With payouts high, Camp has the potential to pocket more than $12,000 and giving him a mathematical chance at winning the all-around cowboy, steer wrestling and tie-down roping gold buckles.
“I’ve certainly been blessed this season,” said the versatile rodeo hand. “Going into the season, I knew I wouldn’t be able to get to a lot of (NRA) rodeos. The goal was always to do the best I can.
“It’s awesome making the NRA Finals.”
Camp also leads the all-around for the Montana Pro Rodeo Circuit and is second for steer wrestling fourth among team roping headers and seventh for tie-down roping.
Camp earned 11 NRA checks during the regular season, five in steer wrestling and three each in tie-down and team roping.
He won the tie-down roping at Harlowton during the Fourth of July run and won big at Red Eye Daze in Deer Lodge for the bulk of his money.
His second place finish at Hamilton during the Labor Day weekend vaulted him up the standings while checks at Gardiner, Townsend and Three Forks kept him the top 10 in team roping.
“You have to have a short memory when you have a bad run,” Camp said of his busy schedule at every event. “You go focus on the next event.”
Camp started his NRA career in the junior events.
“The NRA has helped me learn how to compete,” he said. “You learn how to compete against older guys. The big thing is learning how to handle failure. If you fix the problem, it’s just going to make you better. You are not going to win every time.
“Everybody in the NRA has been so good to me. They’re always willing to help me when they could.”
Primarily a steer wrestler, “I love bulldogging,” Camp said, it was Parker who pulled him into team roping.
Parker, a former NRA heading champion, gave Camp a call before the season started.
“He wanted to heel this summer. I told him no. He told me to find a good head horse,” Camp recalled. “It worked.”
Camp said Parker did more than rope with him.
“Delon Parker played a big role for me this season. He did all the entering. And he did all the driving while I did all the sleeping,” Camp said with a chuckle.
“When he drives, Delon drives in dead silence.”
Parker is just one of many Camp credits for his success.
“A lot of people helped me along the way,” said the hard-working cowboy. “My parents (Jason and Jodi) made it possible for me to rodeo.
“They have supported me all the way.
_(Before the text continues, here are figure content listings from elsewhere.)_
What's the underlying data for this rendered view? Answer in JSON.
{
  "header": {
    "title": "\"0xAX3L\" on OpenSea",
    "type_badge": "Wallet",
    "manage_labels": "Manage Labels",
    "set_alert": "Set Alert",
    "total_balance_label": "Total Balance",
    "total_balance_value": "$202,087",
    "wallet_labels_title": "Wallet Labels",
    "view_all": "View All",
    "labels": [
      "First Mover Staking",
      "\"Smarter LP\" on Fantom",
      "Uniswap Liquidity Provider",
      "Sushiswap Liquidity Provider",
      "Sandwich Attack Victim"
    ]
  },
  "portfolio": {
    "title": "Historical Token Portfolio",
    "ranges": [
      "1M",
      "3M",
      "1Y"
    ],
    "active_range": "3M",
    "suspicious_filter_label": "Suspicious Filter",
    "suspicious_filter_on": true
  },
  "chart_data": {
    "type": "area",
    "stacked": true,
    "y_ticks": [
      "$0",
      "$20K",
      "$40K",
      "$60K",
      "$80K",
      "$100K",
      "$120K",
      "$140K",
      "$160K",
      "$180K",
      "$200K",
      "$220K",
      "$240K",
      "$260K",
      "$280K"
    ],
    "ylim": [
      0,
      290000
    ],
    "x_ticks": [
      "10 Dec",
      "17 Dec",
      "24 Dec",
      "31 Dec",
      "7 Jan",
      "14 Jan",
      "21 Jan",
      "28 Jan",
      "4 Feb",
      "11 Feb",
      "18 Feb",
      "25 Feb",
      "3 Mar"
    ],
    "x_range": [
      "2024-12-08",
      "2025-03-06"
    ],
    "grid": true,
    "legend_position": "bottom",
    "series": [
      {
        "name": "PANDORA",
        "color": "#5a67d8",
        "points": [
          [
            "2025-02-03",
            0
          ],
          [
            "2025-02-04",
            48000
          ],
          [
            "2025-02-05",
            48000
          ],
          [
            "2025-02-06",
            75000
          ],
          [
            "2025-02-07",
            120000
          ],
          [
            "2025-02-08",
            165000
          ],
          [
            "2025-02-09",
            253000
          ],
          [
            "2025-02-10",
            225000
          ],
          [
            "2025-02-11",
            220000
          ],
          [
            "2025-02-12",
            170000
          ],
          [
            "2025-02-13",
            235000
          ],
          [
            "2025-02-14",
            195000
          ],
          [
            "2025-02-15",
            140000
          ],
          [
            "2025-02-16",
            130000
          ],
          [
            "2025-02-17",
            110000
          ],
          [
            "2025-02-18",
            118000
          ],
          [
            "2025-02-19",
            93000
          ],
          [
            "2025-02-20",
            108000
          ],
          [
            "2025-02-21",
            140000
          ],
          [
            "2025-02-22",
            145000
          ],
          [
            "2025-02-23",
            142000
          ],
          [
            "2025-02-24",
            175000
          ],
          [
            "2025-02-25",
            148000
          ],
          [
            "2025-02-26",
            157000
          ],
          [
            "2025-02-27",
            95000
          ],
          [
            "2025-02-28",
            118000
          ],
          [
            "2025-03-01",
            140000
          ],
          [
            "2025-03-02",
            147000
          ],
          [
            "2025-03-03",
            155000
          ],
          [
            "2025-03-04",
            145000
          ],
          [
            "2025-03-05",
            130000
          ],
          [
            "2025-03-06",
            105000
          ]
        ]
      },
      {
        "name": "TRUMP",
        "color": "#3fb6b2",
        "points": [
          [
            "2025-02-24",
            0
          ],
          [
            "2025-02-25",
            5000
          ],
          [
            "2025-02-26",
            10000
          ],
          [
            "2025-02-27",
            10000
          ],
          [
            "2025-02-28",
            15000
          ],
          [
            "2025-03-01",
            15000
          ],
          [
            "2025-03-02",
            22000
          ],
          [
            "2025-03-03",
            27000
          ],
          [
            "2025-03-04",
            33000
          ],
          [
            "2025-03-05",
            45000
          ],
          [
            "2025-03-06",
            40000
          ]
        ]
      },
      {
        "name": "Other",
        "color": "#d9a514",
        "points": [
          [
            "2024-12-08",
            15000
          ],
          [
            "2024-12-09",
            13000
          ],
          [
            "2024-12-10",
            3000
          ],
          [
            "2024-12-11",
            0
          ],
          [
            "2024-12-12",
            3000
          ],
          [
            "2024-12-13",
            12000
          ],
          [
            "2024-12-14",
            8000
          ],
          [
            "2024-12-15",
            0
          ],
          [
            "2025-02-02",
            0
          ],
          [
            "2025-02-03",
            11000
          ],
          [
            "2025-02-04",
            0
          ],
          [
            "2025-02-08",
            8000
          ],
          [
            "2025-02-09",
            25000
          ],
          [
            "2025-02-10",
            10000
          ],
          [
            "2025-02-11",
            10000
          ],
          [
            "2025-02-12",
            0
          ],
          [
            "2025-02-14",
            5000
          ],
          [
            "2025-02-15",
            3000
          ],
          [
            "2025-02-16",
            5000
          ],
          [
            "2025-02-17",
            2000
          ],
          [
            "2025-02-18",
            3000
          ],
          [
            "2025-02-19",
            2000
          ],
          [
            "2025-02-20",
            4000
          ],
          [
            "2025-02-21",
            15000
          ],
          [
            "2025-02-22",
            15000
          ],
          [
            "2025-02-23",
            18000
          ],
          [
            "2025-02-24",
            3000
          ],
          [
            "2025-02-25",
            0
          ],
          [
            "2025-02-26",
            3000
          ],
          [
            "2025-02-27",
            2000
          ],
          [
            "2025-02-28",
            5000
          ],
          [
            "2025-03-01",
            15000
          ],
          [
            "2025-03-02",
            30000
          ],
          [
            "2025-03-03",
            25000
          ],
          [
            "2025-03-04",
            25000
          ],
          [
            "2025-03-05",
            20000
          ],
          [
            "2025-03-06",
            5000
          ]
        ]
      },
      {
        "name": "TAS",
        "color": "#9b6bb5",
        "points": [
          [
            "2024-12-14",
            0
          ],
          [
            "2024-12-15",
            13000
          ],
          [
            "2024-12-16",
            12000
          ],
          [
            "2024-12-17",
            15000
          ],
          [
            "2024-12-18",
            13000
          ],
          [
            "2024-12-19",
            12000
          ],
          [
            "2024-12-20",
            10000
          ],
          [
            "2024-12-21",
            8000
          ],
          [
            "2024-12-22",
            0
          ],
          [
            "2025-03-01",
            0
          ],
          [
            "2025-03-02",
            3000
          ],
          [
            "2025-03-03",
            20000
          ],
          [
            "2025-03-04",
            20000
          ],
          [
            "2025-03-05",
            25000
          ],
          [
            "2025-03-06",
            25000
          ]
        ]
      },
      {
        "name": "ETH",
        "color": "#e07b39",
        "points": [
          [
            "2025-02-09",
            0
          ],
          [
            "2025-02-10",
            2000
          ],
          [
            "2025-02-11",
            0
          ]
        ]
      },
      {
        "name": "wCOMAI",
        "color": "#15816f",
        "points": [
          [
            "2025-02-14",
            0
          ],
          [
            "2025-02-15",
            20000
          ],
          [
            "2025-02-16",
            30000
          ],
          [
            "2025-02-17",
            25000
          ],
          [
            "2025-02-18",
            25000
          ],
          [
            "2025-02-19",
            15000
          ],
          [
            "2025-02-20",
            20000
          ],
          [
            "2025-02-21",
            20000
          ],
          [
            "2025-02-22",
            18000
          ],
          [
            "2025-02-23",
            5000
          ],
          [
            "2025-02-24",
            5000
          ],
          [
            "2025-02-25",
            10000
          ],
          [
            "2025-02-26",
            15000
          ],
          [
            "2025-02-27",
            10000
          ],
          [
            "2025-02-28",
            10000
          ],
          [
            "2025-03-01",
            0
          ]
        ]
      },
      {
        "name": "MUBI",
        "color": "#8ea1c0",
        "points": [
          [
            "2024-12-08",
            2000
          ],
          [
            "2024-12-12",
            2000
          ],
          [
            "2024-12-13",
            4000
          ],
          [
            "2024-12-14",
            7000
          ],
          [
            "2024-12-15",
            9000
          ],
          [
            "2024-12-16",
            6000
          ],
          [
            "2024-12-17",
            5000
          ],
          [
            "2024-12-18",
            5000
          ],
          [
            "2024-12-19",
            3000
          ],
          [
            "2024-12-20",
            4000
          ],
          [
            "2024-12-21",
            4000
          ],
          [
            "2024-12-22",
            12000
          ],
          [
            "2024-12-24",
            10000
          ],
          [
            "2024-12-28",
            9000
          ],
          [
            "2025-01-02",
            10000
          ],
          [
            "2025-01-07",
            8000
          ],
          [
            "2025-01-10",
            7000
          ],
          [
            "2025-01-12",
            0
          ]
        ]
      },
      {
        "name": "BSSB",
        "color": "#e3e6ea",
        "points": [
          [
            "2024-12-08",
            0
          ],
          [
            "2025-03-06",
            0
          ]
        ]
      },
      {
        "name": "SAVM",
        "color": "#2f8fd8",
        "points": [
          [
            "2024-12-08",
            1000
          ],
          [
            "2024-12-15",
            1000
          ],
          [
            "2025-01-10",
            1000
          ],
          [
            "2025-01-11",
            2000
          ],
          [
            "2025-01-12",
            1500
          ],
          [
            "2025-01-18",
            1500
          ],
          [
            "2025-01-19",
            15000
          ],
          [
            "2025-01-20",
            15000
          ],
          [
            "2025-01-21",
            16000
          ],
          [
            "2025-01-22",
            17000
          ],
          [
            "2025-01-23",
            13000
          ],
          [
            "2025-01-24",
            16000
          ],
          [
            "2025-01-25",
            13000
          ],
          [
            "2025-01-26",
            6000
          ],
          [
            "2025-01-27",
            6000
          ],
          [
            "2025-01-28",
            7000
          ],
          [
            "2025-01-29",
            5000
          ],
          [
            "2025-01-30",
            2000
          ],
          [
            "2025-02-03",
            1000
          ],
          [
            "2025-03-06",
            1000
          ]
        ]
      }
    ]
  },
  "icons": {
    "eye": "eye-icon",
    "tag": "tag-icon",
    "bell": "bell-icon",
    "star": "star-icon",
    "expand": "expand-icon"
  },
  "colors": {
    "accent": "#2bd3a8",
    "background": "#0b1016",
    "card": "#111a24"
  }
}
My family has been awesome. They have allowed me to chase my dreams.”
Camp has also soaked up knowledge from Ty Erickson, Beau Clark and Charly Crawford. “So many people. I try to be like a sponge and learn from all of them,” Camp added.
He gives a lot of credit to Clark, a former National Finals Rodeo qualifier in steer wrestling and now the rodeo coach for the University of Wyoming.
“Beau Clark is a huge part of my success,” said Camp. “He taught me how to bulldog. I learned to be mentally tough. I would have a good run, or I thought, and Beau would be, ‘No, here are the things you need to work on.’ He taught me to take the bad with the good.
“I learned to have the attitude of going after every single one.”
It’s the same approach he plans to take on every single run in Kalispell.
“I’m trying to win,” Camp said. “I try not to look at the standings. I just love rodeoing, just the camaraderie, all the good friends you make around the state.
“You have to trust in God, trust your horse and trust you have worked hard enough.”